A fiscal agent arrangement is usually between a larger nonprofit entity (which becomes the agent because they have capacity/expertise to manage the books), and another entity, usually a smaller nonprofit. While the non-agent entity will fund-raise and request funds, the nonprofit who becomes the agent receives the funds that are awarded and makes disbursements for the non-agent entity. However, the agent does not have a say in how the funds are disbursed. Any contributions received for the non-agent entity are treated as given just to that entity, so they are only tax deductible if that entity (not the agent) is a nonprofit.
Under a fiscal agent agreement only assets and the offsetting liabilities are recorded on the agent’s financial statements. The revenue and expenses are recorded on the non-agent entity’s financial statements, and not included on the agent’s statements. The fee for proving the fiscal agent services is recorded as revenue on the agent’s financial statement and a debit to the fiscal agent liability.

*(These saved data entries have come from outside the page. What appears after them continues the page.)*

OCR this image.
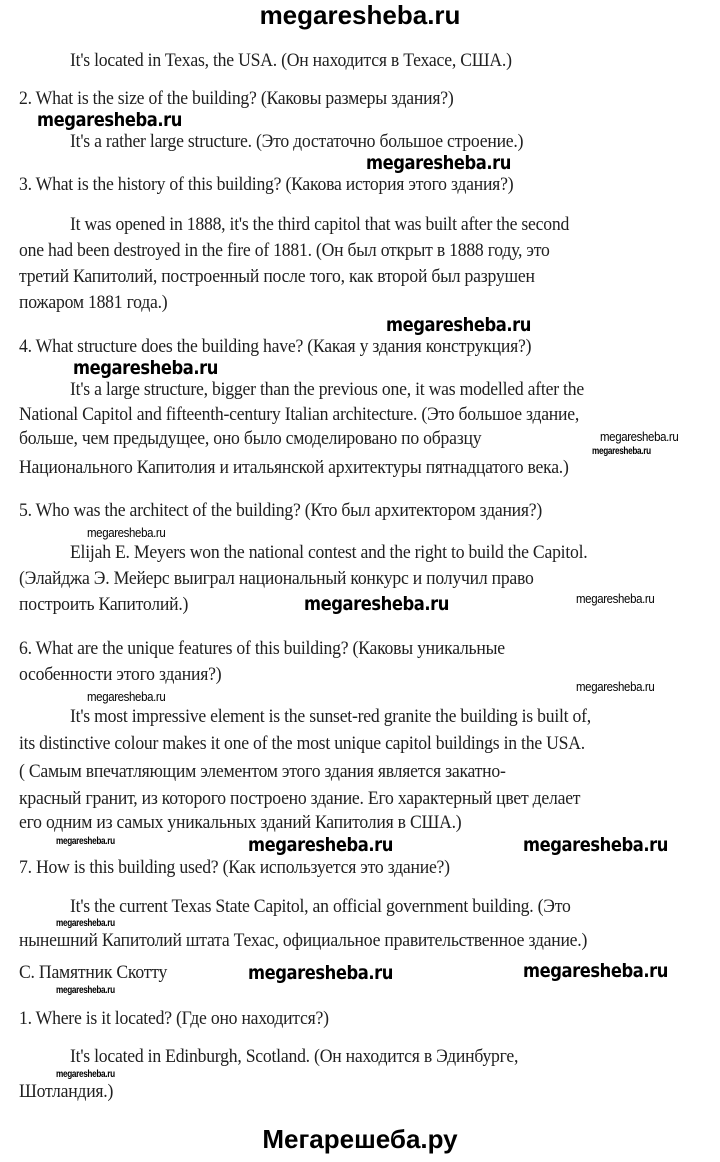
megaresheba.ru
It's located in Texas, the USA. (Он находится в Техасе, США.)
2. What is the size of the building? (Каковы размеры здания?)
megaresheba.ru
It's a rather large structure. (Это достаточно большое строение.)
megaresheba.ru
3. What is the history of this building? (Какова история этого здания?)
It was opened in 1888, it's the third capitol that was built after the second
one had been destroyed in the fire of 1881. (Он был открыт в 1888 году, это
третий Капитолий, построенный после того, как второй был разрушен
пожаром 1881 года.)
megaresheba.ru
4. What structure does the building have? (Какая у здания конструкция?)
megaresheba.ru
It's a large structure, bigger than the previous one, it was modelled after the
National Capitol and fifteenth-century Italian architecture. (Это большое здание,
больше, чем предыдущее, оно было смоделировано по образцу	megaresheba.ru
megaresheba.ru
Национального Капитолия и итальянской архитектуры пятнадцатого века.)
5. Who was the architect of the building? (Кто был архитектором здания?)
megaresheba.ru
Elijah E. Meyers won the national contest and the right to build the Capitol.
(Элайджа Э. Мейерс выиграл национальный конкурс и получил право
megaresheba.ru
megaresheba.ru
построить Капитолий.)
6. What are the unique features of this building? (Каковы уникальные
особенности этого здания?)
megaresheba.ru
megaresheba.ru
It's most impressive element is the sunset-red granite the building is built of,
its distinctive colour makes it one of the most unique capitol buildings in the USA.
( Самым впечатляющим элементом этого здания является закатно-
красный гранит, из которого построено здание. Его характерный цвет делает
его одним из самых уникальных зданий Капитолия в США.)
megaresheba.ru	megaresheba.ru	megaresheba.ru
7. How is this building used? (Как используется это здание?)
It's the current Texas State Capitol, an official government building. (Это
megaresheba.ru
нынешний Капитолий штата Техас, официальное правительственное здание.)
C. Памятник Скотту	megaresheba.ru	megaresheba.ru
megaresheba.ru
1. Where is it located? (Где оно находится?)
It's located in Edinburgh, Scotland. (Он находится в Эдинбурге,
megaresheba.ru
Шотландия.)
Мегарешеба.ру
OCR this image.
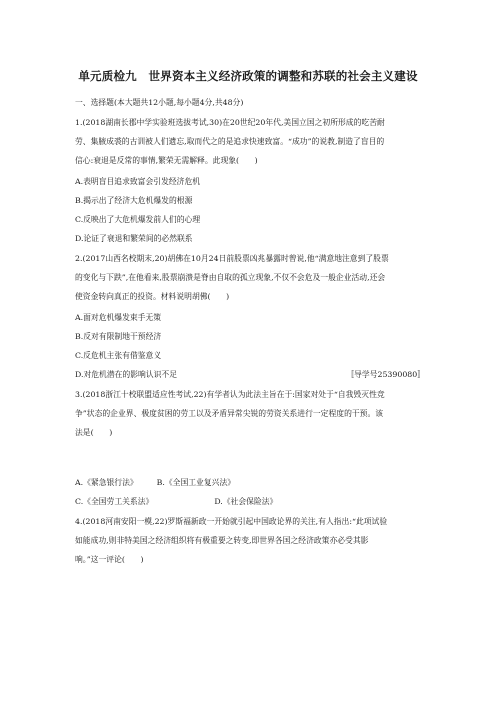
单元质检九　世界资本主义经济政策的调整和苏联的社会主义建设
一、选择题(本大题共12小题,每小题4分,共48分)
1.(2018湖南长郡中学实验班选拔考试,30)在20世纪20年代,美国立国之初所形成的吃苦耐
劳、集腋成裘的古训被人们遗忘,取而代之的是追求快速致富。“成功”的说教,制造了盲目的
信心:衰退是反常的事情,繁荣无需解释。此现象(　　)
A.表明盲目追求致富会引发经济危机
B.揭示出了经济大危机爆发的根源
C.反映出了大危机爆发前人们的心理
D.论证了衰退和繁荣间的必然联系
2.(2017山西名校期末,20)胡佛在10月24日前股票凶兆暴露时曾说,他“满意地注意到了股票
的变化与下跌”,在他看来,股票崩溃是脊由自取的孤立现象,不仅不会危及一般企业活动,还会
使资金转向真正的投资。材料说明胡佛(　　)
A.面对危机爆发束手无策
B.反对有限制地干预经济
C.反危机主张有借鉴意义
D.对危机潜在的影响认识不足	〚导学号25390080〛
3.(2018浙江十校联盟适应性考试,22)有学者认为此法主旨在于:国家对处于“自我毁灭性竞
争”状态的企业界、极度贫困的劳工以及矛盾异常尖锐的劳资关系进行一定程度的干预。该
法是(　　)
A.《紧急银行法》 B.《全国工业复兴法》
C.《全国劳工关系法》	D.《社会保险法》
4.(2018河南安阳一模,22)罗斯福新政一开始就引起中国政论界的关注,有人指出:“此项试验
如能成功,则非特美国之经济组织将有极重要之转变,即世界各国之经济政策亦必受其影
响。”这一评论(　　)
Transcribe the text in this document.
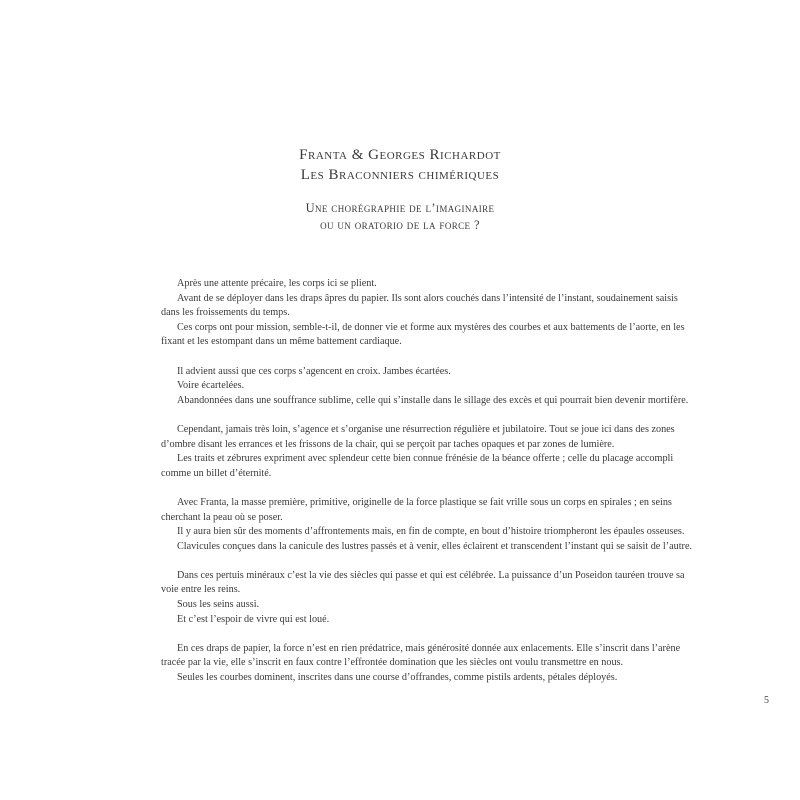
Franta & Georges Richardot
Les Braconniers chimériques
Une chorégraphie de l’imaginaire
ou un oratorio de la force ?
Après une attente précaire, les corps ici se plient.
Avant de se déployer dans les draps âpres du papier. Ils sont alors couchés dans l’intensité de l’instant, soudainement saisis
dans les froissements du temps.
Ces corps ont pour mission, semble-t-il, de donner vie et forme aux mystères des courbes et aux battements de l’aorte, en les
fixant et les estompant dans un même battement cardiaque.
Il advient aussi que ces corps s’agencent en croix. Jambes écartées.
Voire écartelées.
Abandonnées dans une souffrance sublime, celle qui s’installe dans le sillage des excès et qui pourrait bien devenir mortifère.
Cependant, jamais très loin, s’agence et s’organise une résurrection régulière et jubilatoire. Tout se joue ici dans des zones
d’ombre disant les errances et les frissons de la chair, qui se perçoit par taches opaques et par zones de lumière.
Les traits et zébrures expriment avec splendeur cette bien connue frénésie de la béance offerte ; celle du placage accompli
comme un billet d’éternité.
Avec Franta, la masse première, primitive, originelle de la force plastique se fait vrille sous un corps en spirales ; en seins
cherchant la peau où se poser.
Il y aura bien sûr des moments d’affrontements mais, en fin de compte, en bout d’histoire triompheront les épaules osseuses.
Clavicules conçues dans la canicule des lustres passés et à venir, elles éclairent et transcendent l’instant qui se saisit de l’autre.
Dans ces pertuis minéraux c’est la vie des siècles qui passe et qui est célébrée. La puissance d’un Poseidon tauréen trouve sa
voie entre les reins.
Sous les seins aussi.
Et c’est l’espoir de vivre qui est loué.
En ces draps de papier, la force n’est en rien prédatrice, mais générosité donnée aux enlacements. Elle s’inscrit dans l’arène
tracée par la vie, elle s’inscrit en faux contre l’effrontée domination que les siècles ont voulu transmettre en nous.
Seules les courbes dominent, inscrites dans une course d’offrandes, comme pistils ardents, pétales déployés.
5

A fiscal sponsorship is an arrangement where a 501(c)(3) nonprofit (that is tax exempt) shares its tax-exempt status with another entity, who does not have tax-exempt status. This arrangement usually happens because the other entity or person wants to do a charitable activity but currently lack 501(c)(3) status. Through the fiscal sponsorship agreement, donations can be made to the charitable activity and are tax deductible. Because they are sharing their tax-exempt status, the nonprofit entity is responsible for ensuring the funds are spent on the charitable activity.
The reporting in a fiscal sponsorship agreement is simple. The nonprofit who is sponsoring the activity records all the assets, liabilities, donations, and expenses on their books and financial statements and as if there were no second entity involved. Usually, the donations for the sponsored charitable activity are 100% donor-restricted for use by the sponsored entity.
There are key differences between these two arrangements, but the biggest difference is if the sponsoring or agent nonprofit will “share” its tax-exempt status. In a fiscal agent relationship, the non-agent entity reports activity on their own financial statements, where in a fiscal sponsorship the other entity’s activity is all recorded on the sponsoring entity’s nonprofit financial statements because the non-agent entity gets to share the tax-exempt status. Before entering either a Fiscal Agency or Sponsorship it is important to evaluate the reporting and tax consequences of both options.